Çünkü hem istikbalden haber vermesi gerekir, hem de kapalı ve perdeli gitmesi gerekir ki, imtihan ve teklif sırrı bozulmasın, gaybı yalnız Allah’ın bildiği hakikati incinmesin.
Kur’ân’da ve Peygamber Efendimiz’in (asm) lisanında istikbale ait meselelerin genellikle müteşabih ve mecazi bir üslûpla, yani hakikî manasının uzağında ve avamın zihnini yormayan kelimelerle bildirilmesi bundandır ve bu genel bir İlâhî ilkedir.
Eğer istikbale ait haberler çok açık ifade biçimleriyle gelmiş olsaydı, ya herkes inanmak zorunda kalacaktı, ya da kâfirler münafık derecesine inecekler, inanmadıkları halde inanıyor gözükeceklerdi.
Bu durumda bir imtihan olan imanın ve ahlâkın ihlâsına ulaşmak daha zor olacaktı.
BİRİNCİ ŞUÂ BİR AHİR ZAMAN PROJEKTÖRÜDÜR
İşte Bediüzzaman böyle müteşabih ve perdeli üslûplu âyet ve hadislerin ahir zamanla ilgili bir kısmını Beşinci Şuâ’da yorumluyor. Bu manada Beşinci Şuâ bir ahir zaman projektörüdür, Mü’minleri ikaz ediyor.
Âhir zaman hadisatını âlimlerin önüne koyuyor, gündemine getiriyor.
Ehl-i imanın imanını takviye ettiği gibi, ehl-i ilmin de imanını tashih ediyor.
Yani ehl-i ilmi ahir zaman entrikalarından, tuzaklarından ve dolaplarından kurtarıyor.
Çünkü ahir zamanın müthiş şahısları, mefsedetlerini, fitne ve fesatlarını ehl-i ilmi kullanarak yapmak isteyecektir.
Ehl-i ilim olayları okuyamaz ise, bu müthiş şahıslara fetvacı olmak ve onların her yaptıklarını onaylamak suretiyle kendilerini de, ümmeti de ateşe atacaklardır!
Tehlike büyüktür.
Bu açıdan teşbih ve temsilleri çözmek ve mecazi ifadeleri doğru yorumlamak gerekiyordu.

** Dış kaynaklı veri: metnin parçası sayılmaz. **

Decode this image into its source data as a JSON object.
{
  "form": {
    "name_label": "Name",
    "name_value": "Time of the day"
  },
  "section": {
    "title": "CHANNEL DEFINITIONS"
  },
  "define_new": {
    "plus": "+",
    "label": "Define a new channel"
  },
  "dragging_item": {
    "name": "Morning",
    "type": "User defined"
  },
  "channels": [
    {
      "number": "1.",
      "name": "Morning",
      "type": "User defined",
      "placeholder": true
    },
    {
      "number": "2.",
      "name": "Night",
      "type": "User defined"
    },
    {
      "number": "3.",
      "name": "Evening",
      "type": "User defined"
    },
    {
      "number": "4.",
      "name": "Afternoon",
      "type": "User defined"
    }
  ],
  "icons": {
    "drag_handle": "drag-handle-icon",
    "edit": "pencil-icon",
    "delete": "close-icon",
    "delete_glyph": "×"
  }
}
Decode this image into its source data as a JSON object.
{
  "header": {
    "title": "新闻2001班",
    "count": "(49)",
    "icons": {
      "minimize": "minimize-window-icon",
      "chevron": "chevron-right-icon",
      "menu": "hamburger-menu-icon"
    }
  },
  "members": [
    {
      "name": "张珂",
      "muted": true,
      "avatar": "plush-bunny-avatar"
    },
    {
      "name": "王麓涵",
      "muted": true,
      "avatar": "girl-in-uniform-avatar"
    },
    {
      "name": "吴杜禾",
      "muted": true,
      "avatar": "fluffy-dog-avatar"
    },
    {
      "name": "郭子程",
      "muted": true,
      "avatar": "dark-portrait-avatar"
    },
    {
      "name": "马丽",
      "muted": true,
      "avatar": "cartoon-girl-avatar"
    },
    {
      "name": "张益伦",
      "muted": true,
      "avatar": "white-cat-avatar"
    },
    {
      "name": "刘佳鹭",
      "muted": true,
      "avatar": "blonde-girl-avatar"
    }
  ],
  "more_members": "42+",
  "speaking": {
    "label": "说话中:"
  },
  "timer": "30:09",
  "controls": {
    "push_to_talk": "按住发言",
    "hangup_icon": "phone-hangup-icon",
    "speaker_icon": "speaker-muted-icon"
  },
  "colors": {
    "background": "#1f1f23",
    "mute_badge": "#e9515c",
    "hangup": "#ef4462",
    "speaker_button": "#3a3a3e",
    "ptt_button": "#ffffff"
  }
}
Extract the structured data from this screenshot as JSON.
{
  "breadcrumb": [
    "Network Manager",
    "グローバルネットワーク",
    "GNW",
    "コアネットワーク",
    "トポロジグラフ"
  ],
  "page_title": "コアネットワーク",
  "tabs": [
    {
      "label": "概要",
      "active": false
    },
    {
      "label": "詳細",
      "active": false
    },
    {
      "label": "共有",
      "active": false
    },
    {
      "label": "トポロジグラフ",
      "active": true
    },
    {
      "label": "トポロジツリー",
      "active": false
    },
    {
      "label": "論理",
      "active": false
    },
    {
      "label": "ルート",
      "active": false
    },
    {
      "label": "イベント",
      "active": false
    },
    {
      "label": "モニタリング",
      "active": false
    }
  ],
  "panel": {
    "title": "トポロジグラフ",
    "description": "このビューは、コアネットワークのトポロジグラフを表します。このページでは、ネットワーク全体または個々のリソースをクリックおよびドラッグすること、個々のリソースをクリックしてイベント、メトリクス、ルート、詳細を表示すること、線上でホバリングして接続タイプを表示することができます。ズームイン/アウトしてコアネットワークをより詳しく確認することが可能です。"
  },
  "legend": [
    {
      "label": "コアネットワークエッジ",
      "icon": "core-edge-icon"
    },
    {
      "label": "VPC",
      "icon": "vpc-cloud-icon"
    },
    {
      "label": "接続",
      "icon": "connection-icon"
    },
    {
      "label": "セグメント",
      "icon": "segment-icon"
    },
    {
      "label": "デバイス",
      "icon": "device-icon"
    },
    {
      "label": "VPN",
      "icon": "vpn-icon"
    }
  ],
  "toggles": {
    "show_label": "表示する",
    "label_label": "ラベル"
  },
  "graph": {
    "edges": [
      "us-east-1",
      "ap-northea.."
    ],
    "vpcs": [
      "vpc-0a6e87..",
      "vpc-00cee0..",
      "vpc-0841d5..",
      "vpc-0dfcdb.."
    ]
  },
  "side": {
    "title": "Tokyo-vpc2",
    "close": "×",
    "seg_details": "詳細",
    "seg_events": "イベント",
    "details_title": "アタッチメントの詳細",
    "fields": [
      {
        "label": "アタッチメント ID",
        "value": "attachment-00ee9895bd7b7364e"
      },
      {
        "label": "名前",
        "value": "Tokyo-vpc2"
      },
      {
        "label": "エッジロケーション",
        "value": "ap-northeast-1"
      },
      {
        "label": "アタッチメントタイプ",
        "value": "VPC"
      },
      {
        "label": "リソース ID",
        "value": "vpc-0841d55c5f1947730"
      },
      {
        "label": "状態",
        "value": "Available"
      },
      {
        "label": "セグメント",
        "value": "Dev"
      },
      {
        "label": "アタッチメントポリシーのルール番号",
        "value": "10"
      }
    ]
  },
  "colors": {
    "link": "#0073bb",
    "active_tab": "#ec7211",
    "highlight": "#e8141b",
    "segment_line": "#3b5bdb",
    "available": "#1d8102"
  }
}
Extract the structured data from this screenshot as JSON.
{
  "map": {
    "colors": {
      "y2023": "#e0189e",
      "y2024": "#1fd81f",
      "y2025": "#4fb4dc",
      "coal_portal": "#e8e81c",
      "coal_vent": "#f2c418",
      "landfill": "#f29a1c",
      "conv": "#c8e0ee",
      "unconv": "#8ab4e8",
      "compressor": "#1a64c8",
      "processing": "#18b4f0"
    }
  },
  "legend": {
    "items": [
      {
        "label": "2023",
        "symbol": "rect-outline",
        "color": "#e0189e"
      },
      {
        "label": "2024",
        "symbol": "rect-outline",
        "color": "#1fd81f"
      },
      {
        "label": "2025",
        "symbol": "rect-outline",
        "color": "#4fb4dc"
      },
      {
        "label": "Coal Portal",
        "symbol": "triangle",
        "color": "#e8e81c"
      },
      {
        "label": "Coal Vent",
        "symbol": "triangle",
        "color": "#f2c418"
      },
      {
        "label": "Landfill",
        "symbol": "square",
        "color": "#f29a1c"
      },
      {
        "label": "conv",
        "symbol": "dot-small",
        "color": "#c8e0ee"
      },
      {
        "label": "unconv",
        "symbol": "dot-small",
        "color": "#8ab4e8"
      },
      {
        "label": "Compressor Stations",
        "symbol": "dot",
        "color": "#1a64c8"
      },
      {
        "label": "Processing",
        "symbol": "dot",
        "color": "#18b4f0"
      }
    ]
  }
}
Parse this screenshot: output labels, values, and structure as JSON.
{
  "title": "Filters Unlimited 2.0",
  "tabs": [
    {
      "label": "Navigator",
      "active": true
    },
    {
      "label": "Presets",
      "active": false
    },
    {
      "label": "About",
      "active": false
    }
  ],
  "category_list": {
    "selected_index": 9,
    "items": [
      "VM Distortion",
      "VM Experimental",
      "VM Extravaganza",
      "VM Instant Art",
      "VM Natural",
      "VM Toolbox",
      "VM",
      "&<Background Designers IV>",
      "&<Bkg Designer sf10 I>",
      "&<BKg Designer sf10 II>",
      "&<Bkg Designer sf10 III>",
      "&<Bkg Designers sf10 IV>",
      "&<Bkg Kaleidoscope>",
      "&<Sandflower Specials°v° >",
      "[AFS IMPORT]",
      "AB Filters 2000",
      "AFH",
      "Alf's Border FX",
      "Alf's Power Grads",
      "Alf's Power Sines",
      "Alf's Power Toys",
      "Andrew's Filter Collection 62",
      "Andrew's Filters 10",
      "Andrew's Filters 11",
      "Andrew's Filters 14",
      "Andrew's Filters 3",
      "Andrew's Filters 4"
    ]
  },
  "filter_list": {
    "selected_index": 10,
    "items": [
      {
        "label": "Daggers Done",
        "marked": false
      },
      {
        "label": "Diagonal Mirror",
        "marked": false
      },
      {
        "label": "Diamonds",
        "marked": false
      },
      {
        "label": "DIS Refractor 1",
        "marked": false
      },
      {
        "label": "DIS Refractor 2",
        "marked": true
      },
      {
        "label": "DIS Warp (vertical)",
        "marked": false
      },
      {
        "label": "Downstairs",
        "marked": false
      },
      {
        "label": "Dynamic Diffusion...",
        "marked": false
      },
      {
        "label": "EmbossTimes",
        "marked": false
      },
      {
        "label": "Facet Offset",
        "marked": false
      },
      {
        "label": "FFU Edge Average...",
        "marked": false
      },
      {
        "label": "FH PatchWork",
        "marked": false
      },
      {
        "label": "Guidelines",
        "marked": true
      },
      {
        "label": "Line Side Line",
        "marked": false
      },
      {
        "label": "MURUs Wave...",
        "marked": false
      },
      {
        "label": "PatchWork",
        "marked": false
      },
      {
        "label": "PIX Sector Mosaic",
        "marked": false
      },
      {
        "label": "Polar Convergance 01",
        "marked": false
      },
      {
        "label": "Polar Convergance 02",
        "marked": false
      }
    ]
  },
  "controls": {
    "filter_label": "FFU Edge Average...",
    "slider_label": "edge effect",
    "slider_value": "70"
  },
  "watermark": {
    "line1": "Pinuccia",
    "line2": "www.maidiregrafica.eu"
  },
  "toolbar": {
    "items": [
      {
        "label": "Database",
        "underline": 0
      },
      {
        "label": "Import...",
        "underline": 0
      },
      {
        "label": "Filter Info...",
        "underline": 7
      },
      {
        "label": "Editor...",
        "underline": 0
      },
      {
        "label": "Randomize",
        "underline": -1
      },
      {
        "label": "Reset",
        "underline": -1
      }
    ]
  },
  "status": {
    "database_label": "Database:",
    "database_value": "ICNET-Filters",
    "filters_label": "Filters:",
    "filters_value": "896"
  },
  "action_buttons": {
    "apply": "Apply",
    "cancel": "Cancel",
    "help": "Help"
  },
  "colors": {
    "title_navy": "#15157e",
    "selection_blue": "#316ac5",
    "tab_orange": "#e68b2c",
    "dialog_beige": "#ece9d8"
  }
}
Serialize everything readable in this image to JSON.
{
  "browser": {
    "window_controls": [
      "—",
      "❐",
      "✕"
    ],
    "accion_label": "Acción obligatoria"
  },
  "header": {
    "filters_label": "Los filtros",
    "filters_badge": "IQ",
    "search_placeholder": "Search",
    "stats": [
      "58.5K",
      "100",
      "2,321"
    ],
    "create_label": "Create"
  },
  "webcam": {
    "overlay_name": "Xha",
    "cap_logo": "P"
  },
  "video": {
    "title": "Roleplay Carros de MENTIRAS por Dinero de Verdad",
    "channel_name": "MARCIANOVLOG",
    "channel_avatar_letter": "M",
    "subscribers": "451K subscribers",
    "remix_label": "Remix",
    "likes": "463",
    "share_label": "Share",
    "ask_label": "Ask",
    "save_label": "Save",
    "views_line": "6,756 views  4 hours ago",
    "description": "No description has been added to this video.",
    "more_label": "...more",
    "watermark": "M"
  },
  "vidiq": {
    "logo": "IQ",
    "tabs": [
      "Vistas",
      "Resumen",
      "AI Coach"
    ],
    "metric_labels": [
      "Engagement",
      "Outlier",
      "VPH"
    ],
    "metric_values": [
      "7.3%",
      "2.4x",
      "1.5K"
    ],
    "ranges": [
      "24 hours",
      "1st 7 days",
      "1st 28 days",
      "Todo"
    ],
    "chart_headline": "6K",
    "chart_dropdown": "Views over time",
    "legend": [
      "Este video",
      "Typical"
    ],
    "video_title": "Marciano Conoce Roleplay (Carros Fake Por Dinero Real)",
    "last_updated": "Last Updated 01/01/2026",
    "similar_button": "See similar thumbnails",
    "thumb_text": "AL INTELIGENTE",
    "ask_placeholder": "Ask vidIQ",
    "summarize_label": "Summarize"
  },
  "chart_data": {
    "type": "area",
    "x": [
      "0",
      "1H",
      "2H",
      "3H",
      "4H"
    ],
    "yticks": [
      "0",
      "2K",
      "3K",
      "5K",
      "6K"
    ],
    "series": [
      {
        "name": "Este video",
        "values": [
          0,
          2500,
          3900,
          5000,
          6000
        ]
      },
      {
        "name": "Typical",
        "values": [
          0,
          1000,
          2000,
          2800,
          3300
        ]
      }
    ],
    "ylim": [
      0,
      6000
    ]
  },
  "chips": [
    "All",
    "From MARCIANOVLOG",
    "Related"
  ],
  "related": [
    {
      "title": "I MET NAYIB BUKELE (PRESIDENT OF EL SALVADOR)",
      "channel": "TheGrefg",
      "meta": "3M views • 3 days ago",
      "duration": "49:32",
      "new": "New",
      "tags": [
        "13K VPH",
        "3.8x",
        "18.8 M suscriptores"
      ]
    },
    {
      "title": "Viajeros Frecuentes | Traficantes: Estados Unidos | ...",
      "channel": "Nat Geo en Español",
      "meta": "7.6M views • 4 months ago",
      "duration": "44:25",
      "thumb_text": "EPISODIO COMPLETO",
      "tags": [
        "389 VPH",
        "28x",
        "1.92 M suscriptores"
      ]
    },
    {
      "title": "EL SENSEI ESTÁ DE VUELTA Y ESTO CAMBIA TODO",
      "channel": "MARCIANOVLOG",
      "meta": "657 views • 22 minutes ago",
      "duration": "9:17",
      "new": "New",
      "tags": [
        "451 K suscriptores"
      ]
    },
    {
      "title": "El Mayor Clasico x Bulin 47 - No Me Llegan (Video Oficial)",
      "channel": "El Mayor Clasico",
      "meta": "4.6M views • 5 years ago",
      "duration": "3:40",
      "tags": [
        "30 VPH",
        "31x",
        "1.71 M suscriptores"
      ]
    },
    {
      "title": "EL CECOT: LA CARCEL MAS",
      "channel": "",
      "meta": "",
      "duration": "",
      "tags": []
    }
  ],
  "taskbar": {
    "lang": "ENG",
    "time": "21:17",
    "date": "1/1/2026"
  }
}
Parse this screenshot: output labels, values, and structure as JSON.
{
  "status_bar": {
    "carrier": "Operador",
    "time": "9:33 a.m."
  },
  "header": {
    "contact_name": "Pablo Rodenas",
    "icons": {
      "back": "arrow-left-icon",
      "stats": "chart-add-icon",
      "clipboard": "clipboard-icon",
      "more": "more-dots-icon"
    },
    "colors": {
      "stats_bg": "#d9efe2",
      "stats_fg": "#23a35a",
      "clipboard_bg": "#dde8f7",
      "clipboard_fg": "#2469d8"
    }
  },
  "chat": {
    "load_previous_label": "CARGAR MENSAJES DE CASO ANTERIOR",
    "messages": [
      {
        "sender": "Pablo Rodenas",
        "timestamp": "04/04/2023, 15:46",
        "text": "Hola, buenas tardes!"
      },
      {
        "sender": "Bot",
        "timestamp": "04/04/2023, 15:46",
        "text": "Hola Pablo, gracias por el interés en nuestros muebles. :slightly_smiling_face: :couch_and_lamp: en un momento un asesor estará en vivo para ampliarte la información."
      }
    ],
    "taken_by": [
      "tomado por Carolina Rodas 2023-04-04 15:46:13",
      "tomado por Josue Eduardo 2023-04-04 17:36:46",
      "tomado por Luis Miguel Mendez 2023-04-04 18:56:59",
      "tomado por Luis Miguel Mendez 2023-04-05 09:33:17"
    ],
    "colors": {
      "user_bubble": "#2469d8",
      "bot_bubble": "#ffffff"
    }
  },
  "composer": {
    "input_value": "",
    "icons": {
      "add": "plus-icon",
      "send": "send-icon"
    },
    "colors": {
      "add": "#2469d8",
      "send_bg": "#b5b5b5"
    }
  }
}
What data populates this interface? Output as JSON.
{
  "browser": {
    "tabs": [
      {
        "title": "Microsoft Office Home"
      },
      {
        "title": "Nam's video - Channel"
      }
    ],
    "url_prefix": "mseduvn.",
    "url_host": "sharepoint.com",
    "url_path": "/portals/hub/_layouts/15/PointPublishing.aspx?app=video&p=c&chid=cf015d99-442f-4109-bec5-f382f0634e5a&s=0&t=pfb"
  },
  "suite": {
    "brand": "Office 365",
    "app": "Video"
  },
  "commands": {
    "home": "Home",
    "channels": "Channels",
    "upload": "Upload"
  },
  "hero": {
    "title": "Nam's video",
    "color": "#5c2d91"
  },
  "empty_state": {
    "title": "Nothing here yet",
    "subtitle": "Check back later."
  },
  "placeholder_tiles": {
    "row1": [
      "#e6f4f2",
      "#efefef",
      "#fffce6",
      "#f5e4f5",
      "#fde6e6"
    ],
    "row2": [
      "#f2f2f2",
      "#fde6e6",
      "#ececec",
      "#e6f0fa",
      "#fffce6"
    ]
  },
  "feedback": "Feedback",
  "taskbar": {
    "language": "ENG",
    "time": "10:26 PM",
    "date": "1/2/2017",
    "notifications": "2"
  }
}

AHİR ZAMANDA NİCE YANLIŞLAR DOĞRU KILIĞINDA GELİYOR
Her ehl-i ilimde mecazi ifadeleri doğru yorumlama ehliyeti olmayabilir.
Ama her ehl-i ilim istikamette kalmakla, dalâlete girmemekle, yanlışa onay vermemekle, batıla göz yummamakla, zalim sultana karşı susmamakla, zulme fetvacı olmamakla, hataya hata, zulme zulüm, batıla batıl, yanlışa yanlış, bidate bidat demekle mükelleftir.
Oysa ahir zamanda nice yanlışlar doğru kılığında geliyor, nice bidatler hikmet kılıfında sunuluyor, nice zulümler adalet elbisesiyle yapılıyor, nice haksızlıklar devlet eliyle işleniyor, nice cebirler, nice fitne ve fesatlar, nice sefahet şeytana külâhını ters giydirecek şekilde masum kılıklı zorba bir projeyle uygulanmak isteniyorsa eğer…
Kur’ân’ın feyzini ve nurunu üzerinde taşıyan bir âlimin, böyle zor bir zamanda yaşayan ehl-i ilmi bilgilendirmesi, ehl-i ilme arka çıkması, yol göstermesi, istikamet vermesi, elindeki malzemenin farkındalığını hissettirmesi gerekiyordu.
İşte Bediüzzaman Hazretleri’nin Beşinci Şuâ’da yaptığı budur.
Ehl-i ilme, dinin ve ilmin izzetini göstermiştir. Ümmeti ve ulemayı bilgilendirmiş ve uyarmıştır.
Dipnot:
1- Kastamonu Lâhikası, Yeni Asya Neşr., İstanbul, 2006, s. 62.